The passage of time seemed like an eternity between the shock of the building’s heaving and shaking to my eventual arrival at home in the Outer Mission several hours later.
Shortly after the initial quake, my co-workers and I were separated as we departed the ancient building and stumbled down the closest stairway in random panic. The building had made so much crunching noise and movement during the quake, I thought for sure we wouldn’t make it out. Market Street was oddly quiet as clouds of dust and light debris filled the air. Some people were yelling, others talking earnestly about what to do next but mostly we were all looking for a path out of the downtown area where larger buildings falling seemed threatening.
Alone in my journey, I headed directly south of Market Street walking toward my destination. After what seemed like a long time, another man about my age offered me a ride on the back of his scooter. From the rear of his bike I saw more evidence of the earthquake’s destruction. My fears about what may have happened to my family and our home were the only thing on my mind. The ride carried me nearly to Noe Valley, closer to home.

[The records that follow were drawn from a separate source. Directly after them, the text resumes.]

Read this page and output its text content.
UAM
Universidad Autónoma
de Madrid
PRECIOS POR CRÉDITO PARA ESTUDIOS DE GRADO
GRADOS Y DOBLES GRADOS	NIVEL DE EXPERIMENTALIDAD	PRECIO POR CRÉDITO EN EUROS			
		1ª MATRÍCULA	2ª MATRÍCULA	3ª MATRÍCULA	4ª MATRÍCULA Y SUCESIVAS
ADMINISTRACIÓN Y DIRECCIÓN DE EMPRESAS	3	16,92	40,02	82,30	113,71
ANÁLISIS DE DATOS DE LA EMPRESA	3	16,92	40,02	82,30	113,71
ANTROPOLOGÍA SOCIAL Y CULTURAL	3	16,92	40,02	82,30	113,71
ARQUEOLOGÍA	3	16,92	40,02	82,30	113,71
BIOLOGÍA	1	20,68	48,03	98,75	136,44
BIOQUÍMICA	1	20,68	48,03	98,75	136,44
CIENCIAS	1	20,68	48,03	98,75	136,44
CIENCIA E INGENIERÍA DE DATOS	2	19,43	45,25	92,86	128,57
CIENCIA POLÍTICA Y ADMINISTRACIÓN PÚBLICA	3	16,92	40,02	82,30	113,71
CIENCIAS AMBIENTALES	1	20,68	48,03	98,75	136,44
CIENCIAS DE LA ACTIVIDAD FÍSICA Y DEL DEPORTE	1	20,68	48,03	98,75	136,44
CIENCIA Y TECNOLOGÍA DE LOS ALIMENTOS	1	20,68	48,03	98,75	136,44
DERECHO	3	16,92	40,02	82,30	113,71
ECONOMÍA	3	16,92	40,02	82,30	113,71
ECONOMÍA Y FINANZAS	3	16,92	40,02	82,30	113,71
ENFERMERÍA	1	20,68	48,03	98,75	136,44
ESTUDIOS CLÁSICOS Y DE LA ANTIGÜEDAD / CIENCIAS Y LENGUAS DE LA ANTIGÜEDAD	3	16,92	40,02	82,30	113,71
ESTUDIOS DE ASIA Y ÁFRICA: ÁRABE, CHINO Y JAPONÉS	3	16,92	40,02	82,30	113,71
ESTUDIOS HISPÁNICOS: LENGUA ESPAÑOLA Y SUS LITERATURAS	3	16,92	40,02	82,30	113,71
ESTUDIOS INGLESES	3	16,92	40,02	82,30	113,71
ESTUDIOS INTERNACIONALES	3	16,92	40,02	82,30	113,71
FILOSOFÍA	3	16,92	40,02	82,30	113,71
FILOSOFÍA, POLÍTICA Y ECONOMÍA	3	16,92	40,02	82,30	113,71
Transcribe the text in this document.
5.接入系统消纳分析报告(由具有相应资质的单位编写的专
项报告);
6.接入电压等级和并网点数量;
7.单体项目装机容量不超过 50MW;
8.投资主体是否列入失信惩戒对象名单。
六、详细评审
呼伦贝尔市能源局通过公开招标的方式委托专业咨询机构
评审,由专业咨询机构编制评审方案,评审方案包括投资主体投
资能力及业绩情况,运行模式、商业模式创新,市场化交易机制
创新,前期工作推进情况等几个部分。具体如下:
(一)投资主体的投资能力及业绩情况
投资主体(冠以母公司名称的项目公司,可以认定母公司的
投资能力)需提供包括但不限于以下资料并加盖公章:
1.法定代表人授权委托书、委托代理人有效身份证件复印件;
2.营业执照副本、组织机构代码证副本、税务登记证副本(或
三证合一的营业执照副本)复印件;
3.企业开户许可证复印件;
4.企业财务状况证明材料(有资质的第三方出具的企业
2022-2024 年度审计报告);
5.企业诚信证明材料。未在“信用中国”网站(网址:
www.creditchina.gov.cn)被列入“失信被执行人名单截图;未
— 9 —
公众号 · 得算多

I walked toward the Glen Park Bart Station, a familiar commute stop for me. It was nearly dark now and all I had to do was cross 280 on the walkway and I’d be in my neighborhood. My desire to see my family overwhelmed me as I walked down Theresa Street. There sitting outside in near darkness on the doorstep of our home was my wife and 1-year-old daughter waiting eagerly for me. After the power went out, they had moved outside to stay safe and watch for me. Despite the 6-mile journey home, the next moments were what I remember most about that day, being with my young family at home safely.